Thousands of Kurdish Peshmerga troops are involved in an offensive to regain formerly Kurdish villages near the ISIS-held town of Mosul, Kurdish officials say.
The
Peshmerga-led ground offensive, backed by international coalition air
support, was launched early Sunday to retake several villages near
Khazir, east of Mosul.
The operation includes approximately 5,500 Peshmerga fighters.
The move comes ahead of a joint offensive by Kurdish forces and Iraqi troops to retake Mosul, Kurdish media says.

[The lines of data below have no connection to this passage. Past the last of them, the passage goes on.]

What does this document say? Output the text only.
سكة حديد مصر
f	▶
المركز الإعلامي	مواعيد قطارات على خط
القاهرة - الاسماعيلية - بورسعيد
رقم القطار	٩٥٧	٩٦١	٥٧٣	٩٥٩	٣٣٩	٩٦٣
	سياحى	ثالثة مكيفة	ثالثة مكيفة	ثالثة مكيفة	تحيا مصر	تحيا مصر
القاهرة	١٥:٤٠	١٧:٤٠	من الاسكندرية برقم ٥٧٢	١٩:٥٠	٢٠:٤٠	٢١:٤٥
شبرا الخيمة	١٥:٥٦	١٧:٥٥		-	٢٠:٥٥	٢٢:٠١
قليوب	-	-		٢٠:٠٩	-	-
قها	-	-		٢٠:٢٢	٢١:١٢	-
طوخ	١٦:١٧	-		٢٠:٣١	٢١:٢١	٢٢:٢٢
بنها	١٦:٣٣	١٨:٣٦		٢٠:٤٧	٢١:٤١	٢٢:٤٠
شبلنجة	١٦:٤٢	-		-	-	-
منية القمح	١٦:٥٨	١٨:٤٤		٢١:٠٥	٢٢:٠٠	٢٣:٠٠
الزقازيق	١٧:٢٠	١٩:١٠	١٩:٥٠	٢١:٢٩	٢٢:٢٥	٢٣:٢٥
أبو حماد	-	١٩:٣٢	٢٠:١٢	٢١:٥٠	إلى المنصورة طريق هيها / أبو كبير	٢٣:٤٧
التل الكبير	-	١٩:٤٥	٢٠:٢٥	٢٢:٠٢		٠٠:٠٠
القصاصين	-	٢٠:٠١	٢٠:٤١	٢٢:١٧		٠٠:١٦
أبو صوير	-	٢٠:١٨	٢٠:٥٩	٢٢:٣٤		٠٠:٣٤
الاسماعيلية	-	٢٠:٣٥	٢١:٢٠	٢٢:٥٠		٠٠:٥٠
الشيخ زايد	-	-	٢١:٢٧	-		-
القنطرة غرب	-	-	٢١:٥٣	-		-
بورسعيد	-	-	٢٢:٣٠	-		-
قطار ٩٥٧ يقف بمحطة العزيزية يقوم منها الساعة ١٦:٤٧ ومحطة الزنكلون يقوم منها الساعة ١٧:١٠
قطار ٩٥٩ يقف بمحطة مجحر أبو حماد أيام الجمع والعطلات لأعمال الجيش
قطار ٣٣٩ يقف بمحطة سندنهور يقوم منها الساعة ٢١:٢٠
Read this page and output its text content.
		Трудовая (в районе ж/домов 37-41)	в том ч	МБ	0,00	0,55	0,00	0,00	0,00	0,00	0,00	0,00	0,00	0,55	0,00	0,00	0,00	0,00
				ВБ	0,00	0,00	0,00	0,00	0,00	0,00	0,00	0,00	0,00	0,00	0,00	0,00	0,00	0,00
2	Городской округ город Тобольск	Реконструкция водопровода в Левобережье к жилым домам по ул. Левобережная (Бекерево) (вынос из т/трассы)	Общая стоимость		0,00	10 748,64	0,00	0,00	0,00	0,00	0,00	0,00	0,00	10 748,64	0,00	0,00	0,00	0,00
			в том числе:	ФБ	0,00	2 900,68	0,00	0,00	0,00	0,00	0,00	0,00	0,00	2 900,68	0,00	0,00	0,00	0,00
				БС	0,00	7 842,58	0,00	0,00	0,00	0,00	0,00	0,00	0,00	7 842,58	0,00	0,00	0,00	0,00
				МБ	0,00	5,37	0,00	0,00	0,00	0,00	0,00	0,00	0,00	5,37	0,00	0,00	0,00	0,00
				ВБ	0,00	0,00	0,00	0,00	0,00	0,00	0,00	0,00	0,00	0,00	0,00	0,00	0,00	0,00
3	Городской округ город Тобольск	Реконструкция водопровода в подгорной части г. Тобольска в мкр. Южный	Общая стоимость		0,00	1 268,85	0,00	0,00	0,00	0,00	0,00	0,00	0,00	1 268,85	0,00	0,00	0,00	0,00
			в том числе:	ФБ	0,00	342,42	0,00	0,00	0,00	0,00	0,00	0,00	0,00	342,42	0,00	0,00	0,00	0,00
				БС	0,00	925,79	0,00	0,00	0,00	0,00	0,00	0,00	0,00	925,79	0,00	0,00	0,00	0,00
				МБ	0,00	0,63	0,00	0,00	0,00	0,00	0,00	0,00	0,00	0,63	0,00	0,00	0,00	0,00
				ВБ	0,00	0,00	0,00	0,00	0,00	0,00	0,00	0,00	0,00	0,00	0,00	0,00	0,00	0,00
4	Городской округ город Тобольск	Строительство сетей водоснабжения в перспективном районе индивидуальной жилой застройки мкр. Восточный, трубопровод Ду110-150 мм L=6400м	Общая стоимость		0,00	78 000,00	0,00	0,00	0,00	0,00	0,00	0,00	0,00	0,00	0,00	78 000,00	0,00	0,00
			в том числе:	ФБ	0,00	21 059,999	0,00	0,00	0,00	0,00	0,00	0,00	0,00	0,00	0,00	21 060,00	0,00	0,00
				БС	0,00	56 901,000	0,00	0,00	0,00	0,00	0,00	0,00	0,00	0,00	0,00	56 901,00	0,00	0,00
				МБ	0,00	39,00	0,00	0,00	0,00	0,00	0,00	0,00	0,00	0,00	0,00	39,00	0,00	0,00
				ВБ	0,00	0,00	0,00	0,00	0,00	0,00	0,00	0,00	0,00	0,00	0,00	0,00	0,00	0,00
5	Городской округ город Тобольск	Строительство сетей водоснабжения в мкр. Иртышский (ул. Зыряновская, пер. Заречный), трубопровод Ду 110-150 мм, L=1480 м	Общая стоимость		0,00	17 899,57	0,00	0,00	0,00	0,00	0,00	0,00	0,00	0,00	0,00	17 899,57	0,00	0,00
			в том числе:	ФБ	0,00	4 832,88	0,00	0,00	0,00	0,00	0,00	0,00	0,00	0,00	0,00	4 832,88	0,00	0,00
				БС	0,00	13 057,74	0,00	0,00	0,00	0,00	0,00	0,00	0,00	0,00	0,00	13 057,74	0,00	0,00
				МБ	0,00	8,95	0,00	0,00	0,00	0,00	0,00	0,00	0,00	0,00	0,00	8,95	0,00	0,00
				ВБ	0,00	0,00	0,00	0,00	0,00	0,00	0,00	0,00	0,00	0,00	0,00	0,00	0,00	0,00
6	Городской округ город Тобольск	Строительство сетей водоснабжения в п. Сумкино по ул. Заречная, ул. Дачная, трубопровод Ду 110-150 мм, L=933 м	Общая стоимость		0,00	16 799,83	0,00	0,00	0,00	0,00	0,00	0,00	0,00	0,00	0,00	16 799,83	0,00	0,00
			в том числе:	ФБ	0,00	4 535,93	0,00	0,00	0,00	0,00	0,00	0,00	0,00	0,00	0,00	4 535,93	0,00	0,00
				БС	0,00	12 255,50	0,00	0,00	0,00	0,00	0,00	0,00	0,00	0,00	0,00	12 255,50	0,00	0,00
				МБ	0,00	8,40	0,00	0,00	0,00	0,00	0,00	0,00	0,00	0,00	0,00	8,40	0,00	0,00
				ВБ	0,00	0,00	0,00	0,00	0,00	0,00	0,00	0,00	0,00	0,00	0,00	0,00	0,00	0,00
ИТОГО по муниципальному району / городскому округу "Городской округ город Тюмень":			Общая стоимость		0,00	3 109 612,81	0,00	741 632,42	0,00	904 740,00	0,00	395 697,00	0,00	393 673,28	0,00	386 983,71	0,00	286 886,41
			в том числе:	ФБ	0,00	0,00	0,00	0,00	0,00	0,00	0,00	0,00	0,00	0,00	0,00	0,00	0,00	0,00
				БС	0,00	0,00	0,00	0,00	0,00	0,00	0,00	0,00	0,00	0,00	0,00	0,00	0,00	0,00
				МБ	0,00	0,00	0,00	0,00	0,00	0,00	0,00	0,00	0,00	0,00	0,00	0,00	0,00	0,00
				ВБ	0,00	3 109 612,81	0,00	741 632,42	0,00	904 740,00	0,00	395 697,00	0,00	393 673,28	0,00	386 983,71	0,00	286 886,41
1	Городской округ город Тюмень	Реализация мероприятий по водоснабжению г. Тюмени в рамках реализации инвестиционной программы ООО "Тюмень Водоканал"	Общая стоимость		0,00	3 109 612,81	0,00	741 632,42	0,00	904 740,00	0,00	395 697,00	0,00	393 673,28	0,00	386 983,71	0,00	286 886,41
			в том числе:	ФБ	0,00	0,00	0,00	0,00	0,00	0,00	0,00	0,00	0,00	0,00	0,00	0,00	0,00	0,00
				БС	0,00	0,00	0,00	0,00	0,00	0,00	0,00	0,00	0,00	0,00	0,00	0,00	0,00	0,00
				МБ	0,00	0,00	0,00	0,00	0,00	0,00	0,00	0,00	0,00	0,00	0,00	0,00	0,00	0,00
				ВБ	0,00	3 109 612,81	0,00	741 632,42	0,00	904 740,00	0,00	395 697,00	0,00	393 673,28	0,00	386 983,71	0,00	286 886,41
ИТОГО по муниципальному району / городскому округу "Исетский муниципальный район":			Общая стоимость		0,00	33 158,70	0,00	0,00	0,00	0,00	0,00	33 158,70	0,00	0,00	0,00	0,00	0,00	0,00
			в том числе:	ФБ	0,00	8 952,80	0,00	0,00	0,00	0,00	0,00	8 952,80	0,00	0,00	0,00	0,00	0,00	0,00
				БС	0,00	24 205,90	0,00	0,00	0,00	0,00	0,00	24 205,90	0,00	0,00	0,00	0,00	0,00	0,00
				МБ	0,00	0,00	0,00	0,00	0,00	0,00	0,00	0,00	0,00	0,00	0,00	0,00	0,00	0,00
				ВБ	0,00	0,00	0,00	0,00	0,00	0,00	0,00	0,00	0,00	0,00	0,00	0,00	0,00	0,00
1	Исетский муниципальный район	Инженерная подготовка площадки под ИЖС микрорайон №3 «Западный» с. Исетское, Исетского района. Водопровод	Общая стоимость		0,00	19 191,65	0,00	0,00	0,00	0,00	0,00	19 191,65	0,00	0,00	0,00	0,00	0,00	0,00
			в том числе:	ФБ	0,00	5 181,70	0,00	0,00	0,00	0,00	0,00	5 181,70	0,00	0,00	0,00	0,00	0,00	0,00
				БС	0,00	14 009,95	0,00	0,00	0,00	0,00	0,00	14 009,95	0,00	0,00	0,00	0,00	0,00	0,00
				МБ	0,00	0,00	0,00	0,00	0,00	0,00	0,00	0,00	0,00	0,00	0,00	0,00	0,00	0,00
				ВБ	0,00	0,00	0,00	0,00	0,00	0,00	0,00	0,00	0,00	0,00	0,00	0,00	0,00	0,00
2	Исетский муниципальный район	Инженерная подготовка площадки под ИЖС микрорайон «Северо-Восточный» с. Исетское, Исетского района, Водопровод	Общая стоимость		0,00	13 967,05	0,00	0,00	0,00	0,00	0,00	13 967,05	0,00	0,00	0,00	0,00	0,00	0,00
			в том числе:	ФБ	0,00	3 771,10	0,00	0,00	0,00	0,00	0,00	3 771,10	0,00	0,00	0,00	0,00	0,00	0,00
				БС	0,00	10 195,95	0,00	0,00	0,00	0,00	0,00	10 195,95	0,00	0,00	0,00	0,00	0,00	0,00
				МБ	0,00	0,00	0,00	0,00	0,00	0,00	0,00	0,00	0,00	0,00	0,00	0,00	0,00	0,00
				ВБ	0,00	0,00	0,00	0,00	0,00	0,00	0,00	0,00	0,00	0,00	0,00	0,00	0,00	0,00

Kurdish media outlet Rudaw reported
that the Peshmerga troops, accompanied by Zeravani Special Forces -- a
Kurdish paramilitary outfit -- picked their way across ISIS-held
territory, retaking abandoned villages it says were once populated by
Kurds.
"I
am very happy to help liberate these villages today, because they are
Kurds like us," First Lt. Hemin Rashid, a Zeravani Peshmerga fighter
from Halabja told the media outlet.
"After we liberate the village they can return and we will guard them too," he said.
Mortar fire and roadside bombs slowed the advance, Rudaw said.
"ISIS
is seeing our forces but we cannot see them because they hide inside
civilian homes and in tunnels," Zeravani spokesman Dilshad Mawlood said.